What is being tried is to evacuate the population. More than 50,000 people have already been evacuated and those who remain, who are mostly elderly people and families with few resources, are being asked to take cover or go down to a shelter every time they hear the slightest buzzing sound when they are in the street. Imagine what it is like to live in this situation, day and night, for the last two years.  

Operarios públicos de Kiev trabajan para reparar el socavón que ha dejado los restos de un misil ruso - PHOTO/MARÍA SENOVILLA
Civil servants in Kiev work to repair a sinkhole left by the wreckage of a Russian missile - PHOTO/MARÍA SENOVILLA

How do the most vulnerable survive, for example the children?  

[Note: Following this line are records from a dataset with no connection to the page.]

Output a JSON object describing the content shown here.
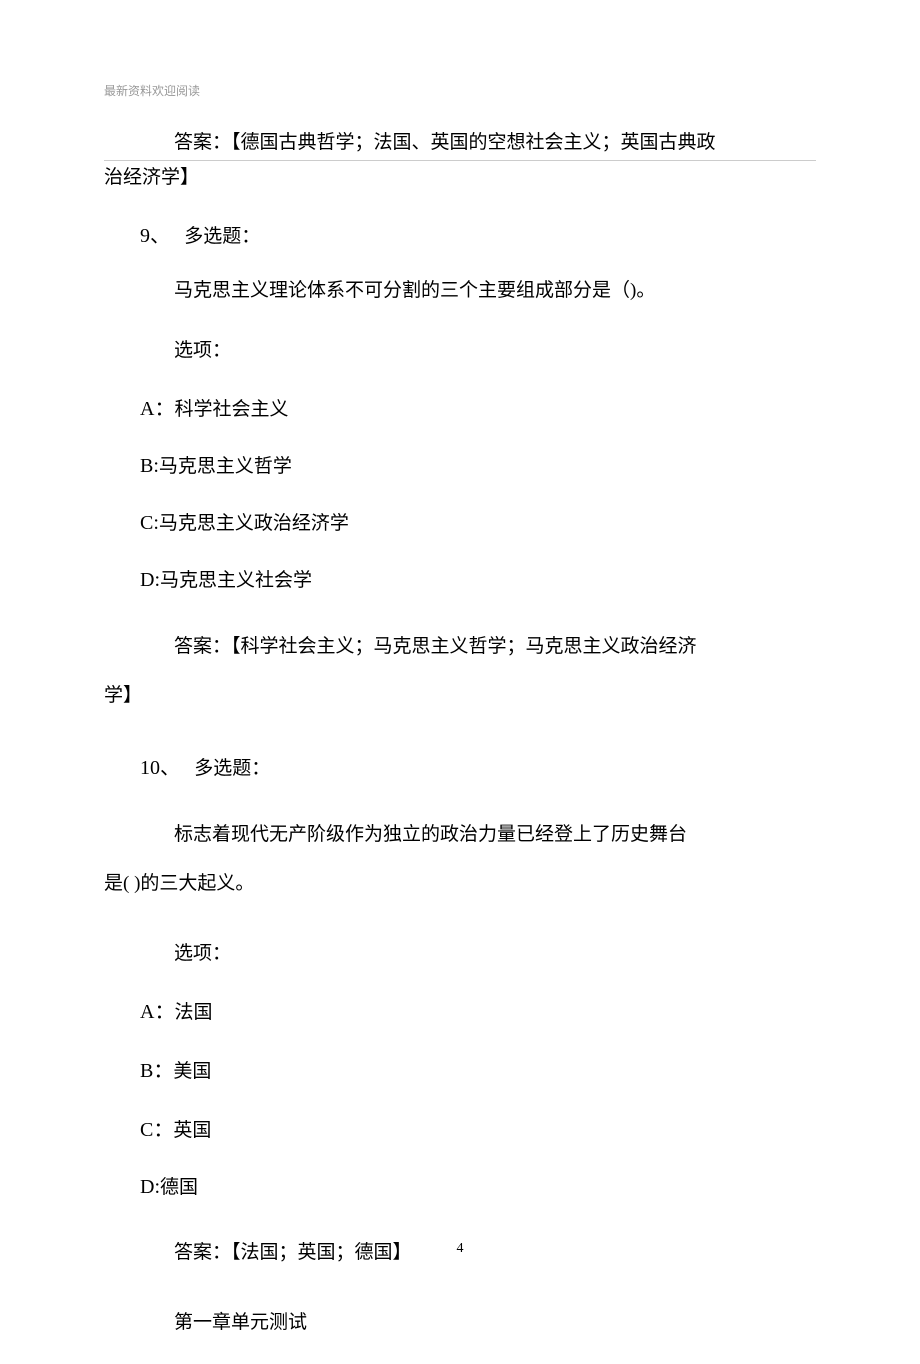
{
  "header": "最新资料欢迎阅读",
  "q8_answer_line1": "答案：【德国古典哲学；法国、英国的空想社会主义；英国古典政",
  "q8_answer_line2": "治经济学】",
  "q9": {
    "num": "9、",
    "type": "多选题：",
    "stem": "马克思主义理论体系不可分割的三个主要组成部分是（)。",
    "options_label": "选项：",
    "optA_letter": "A：",
    "optA_text": "科学社会主义",
    "optB_letter": "B:",
    "optB_text": "马克思主义哲学",
    "optC_letter": "C:",
    "optC_text": "马克思主义政治经济学",
    "optD_letter": "D:",
    "optD_text": "马克思主义社会学",
    "answer_part1": "答案：【科学社会主义；马克思主义哲学；马克思主义政治经济",
    "answer_part2": "学】"
  },
  "q10": {
    "num": "10、",
    "type": "多选题：",
    "stem_part1": "标志着现代无产阶级作为独立的政治力量已经登上了历史舞台",
    "stem_part2": "是( )的三大起义。",
    "options_label": "选项：",
    "optA_letter": "A：",
    "optA_text": "法国",
    "optB_letter": "B：",
    "optB_text": "美国",
    "optC_letter": "C：",
    "optC_text": "英国",
    "optD_letter": "D:",
    "optD_text": "德国",
    "answer": "答案：【法国；英国；德国】"
  },
  "section_title": "第一章单元测试",
  "page_number": "4"
}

I have just been visiting a centre that UNICEF together with other local NGOs have opened in Kherson. They have opened three places like this one where I have been, because the schools obviously can't function.    

The vast majority of them are bombed, but even if the buildings were intact, it's impossible for the children to go there safely and to keep a school schedule. Here the children have been out of school for three years and they are already feeling the effects of this war with outbreaks of hyperactivity, with psychological problems, some stop talking, others start to stammer, there are those who express the panic of war every time they hear any noise.  

And in these centres, as I said, they are trying to reverse the damaging psychological effects of this situation of continuous attacks, of continuous bombings, of these explosions that never stop, and they are also helping them to do something.  

Look at what I am going to tell you, they are helping them to make friends, to learn to relate to other children because, especially the pre-school children, since this invasion began, have lived half their lives in war, and they do not know what it is like to go to school normally, to relate to other children, to make friends, to play and they are learning in places like the one I have had the opportunity to visit this morning.    

Then, of course, there are the older people, many with mobility problems. They are totally dependent on volunteers who bring everything from food to medicine or who help them evacuate when the situation becomes unbearable. Really, right now, Kherson is a human drama, no matter how you look at it.  

Soldado de infantería de la 22 Brigada Mecanizada del Ejército de Ucrania junto a un vehículo blindado - PHOTO/MARÍA SENOVILLA
An infantryman from the 22nd Mechanised Brigade of the Ukrainian Army stands next to an armoured vehicle - PHOTO/MARÍA SENOVILLA

It is the reality of war, where it is happening right now in Kherson, and the victims. The victims, who in addition to the soldiers, civilians are the ones who are suffering. One last question, could Ukraine develop nuclear weapons? This would have very significant consequences. 

This is what the British newspaper The Times has published, which puts it in context. It says that if Trump were to suddenly cut off military assistance to Ukraine, this country would be in a position to create, to make, one or two bombs like the bomb that was dropped on Nagasaki.  

It does not have the capacity to develop a full nuclear programme, nor to enrich uranium, nor to maintain it over time. But it would have the means and the elements to manufacture one or two bombs of the kind I am talking about and launch them, for example, against the military air bases from which the planes that are currently pounding Ukraine are launched.    

As you said at the beginning, the bombing is continuing. Cities like Kharkiv, Kherson, Odessa, even Kiev, although it has better anti-aircraft defences, are under daily attack. Since I returned almost a month ago, there has not been a single night when the air-raid sirens have not been triggered either by suicide drones, those Iranian-made Shahed-type drones, or by direct attacks with ballistic missiles.    

So Ukraine faces a situation where, if the US cuts off military assistance right now, this British newspaper says it could be a last resort or a deterrent to somehow rein in the Kremlin.